Department of Systems Biology, Harvard Medical School, Boston, United States; Department of Biomedical Informatics, Harvard Medical School, Boston, United States
Luca Freschi
Department of Biomedical Informatics, Harvard Medical School, Boston, United States
Maximillian Marin
Department of Systems Biology, Harvard Medical School, Boston, United States; Department of Biomedical Informatics, Harvard Medical School, Boston, United States
L Elaine Epperson
Center for Genes, Environment and Health, Center for Genes, National Jewish Health, Denver, United States
Melissa Smith
Department of Genetics and Genomic Sciences, Icahn School of Medicine at Mount Sinai, New York, United States; Icahn Institute of Data Sciences and Genomics Technology, New York, United States
Irina Oussenko
Icahn Institute of Data Sciences and Genomics Technology, New York, United States
David Durbin
Mycobacteriology Reference Laboratory, Advanced Diagnostic Laboratories, National Jewish Health, Denver, United States
Michael Strong
Center for Genes, Environment and Health, Center for Genes, National Jewish Health, Denver, United States
Max Salfinger
College of Public Health, University of South Florida, Tampa, United States; Morsani College of Medicine, University of South Florida, Tampa, United States
Maha Reda Farhat
Department of Biomedical Informatics, Harvard Medical School, Boston, United States; Pulmonary and Critical Care Medicine, Massachusetts General Hospital, Boston, United States
Tuberculosis (TB) is a leading cause of death globally.
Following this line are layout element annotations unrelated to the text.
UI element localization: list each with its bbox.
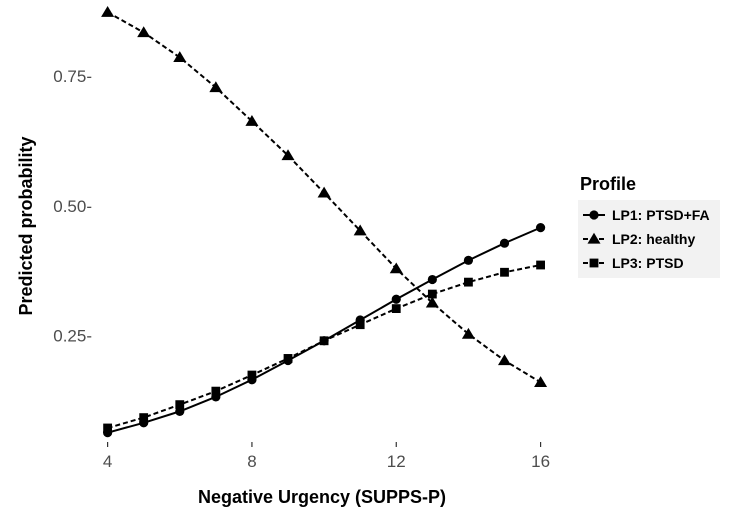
data-point: [391, 304, 401, 314]
data-point: [139, 413, 149, 423]
data-point: [175, 400, 185, 410]
legend-key-marker: [587, 232, 601, 244]
data-point: [247, 370, 257, 380]
data-point: [500, 267, 509, 277]
legend-label: LP2: healthy: [612, 231, 695, 247]
x-tick-label: 8: [247, 452, 256, 471]
data-point: [209, 81, 223, 93]
data-point: [536, 260, 545, 270]
data-point: [211, 386, 221, 396]
data-point: [281, 149, 295, 161]
data-point: [389, 262, 403, 274]
data-point: [535, 223, 546, 233]
legend-label: LP1: PTSD+FA: [612, 207, 710, 223]
data-point: [463, 255, 474, 265]
legend-label: LP3: PTSD: [612, 255, 684, 271]
data-point: [137, 26, 151, 38]
data-point: [283, 354, 293, 363]
y-tick-label: 0.25-: [53, 327, 92, 346]
data-point: [497, 354, 512, 366]
series-line: [107, 226, 541, 434]
legend: Profile LP1: PTSD+FA LP2: healthy LP3: PTS…: [578, 174, 720, 278]
legend-key-marker: [589, 210, 599, 220]
x-tick-label: 4: [103, 452, 112, 471]
data-point: [317, 186, 331, 198]
y-axis-title: Predicted probability: [16, 136, 36, 315]
data-point: [103, 423, 113, 433]
x-tick-label: 12: [387, 452, 406, 471]
data-point: [101, 6, 115, 17]
data-point: [425, 296, 439, 308]
legend-title: Profile: [580, 174, 636, 194]
data-point: [464, 277, 473, 287]
data-point: [499, 238, 510, 248]
data-point: [427, 274, 437, 285]
data-point: [173, 51, 187, 63]
series-line: [107, 264, 541, 429]
plot-area: [101, 6, 548, 438]
data-point: [355, 320, 365, 330]
legend-key-marker: [589, 258, 599, 268]
x-axis-title: Negative Urgency (SUPPS-P): [198, 487, 446, 507]
axes: 4 8 12 16 0.25- 0.50- 0.75-: [53, 67, 550, 471]
data-point: [175, 406, 185, 416]
data-point: [245, 115, 259, 126]
data-point: [427, 289, 437, 299]
y-tick-label: 0.75-: [53, 67, 92, 86]
data-point: [353, 224, 367, 236]
data-point: [391, 294, 401, 304]
x-tick-label: 16: [531, 452, 550, 471]
y-tick-label: 0.50-: [53, 197, 92, 216]
data-point: [319, 336, 329, 346]
data-point: [534, 376, 548, 387]
data-point: [461, 327, 475, 339]
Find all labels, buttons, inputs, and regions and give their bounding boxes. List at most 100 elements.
Understanding the population dynamics of TB’s causative agent Mycobacterium tuberculosis complex (Mtbc) in-host is vital for understanding the efficacy of antibiotic treatment. We use longitudinally collected clinical Mtbc isolates that underwent Whole-Genome Sequencing from the sputa of 200 patients to investigate Mtbc diversity during the course of active TB disease after excluding 107 cases suspected of reinfection, mixed infection or contamination. Of the 178/200 patients with persistent clonal infection >2 months, 27 developed new resistance mutations between sampling with 20/27 occurring in patients with pre-existing resistance. Low abundance resistance variants at a purity of ≥19% in the first isolate predict fixation in the subsequent sample. We identify significant in-host variation in 27 genes, including antibiotic resistance genes, metabolic genes and genes known to modulate host innate immunity and confirm several to be under positive selection by assessing phylogenetic convergence across a genetically diverse sample of 20,352 isolates.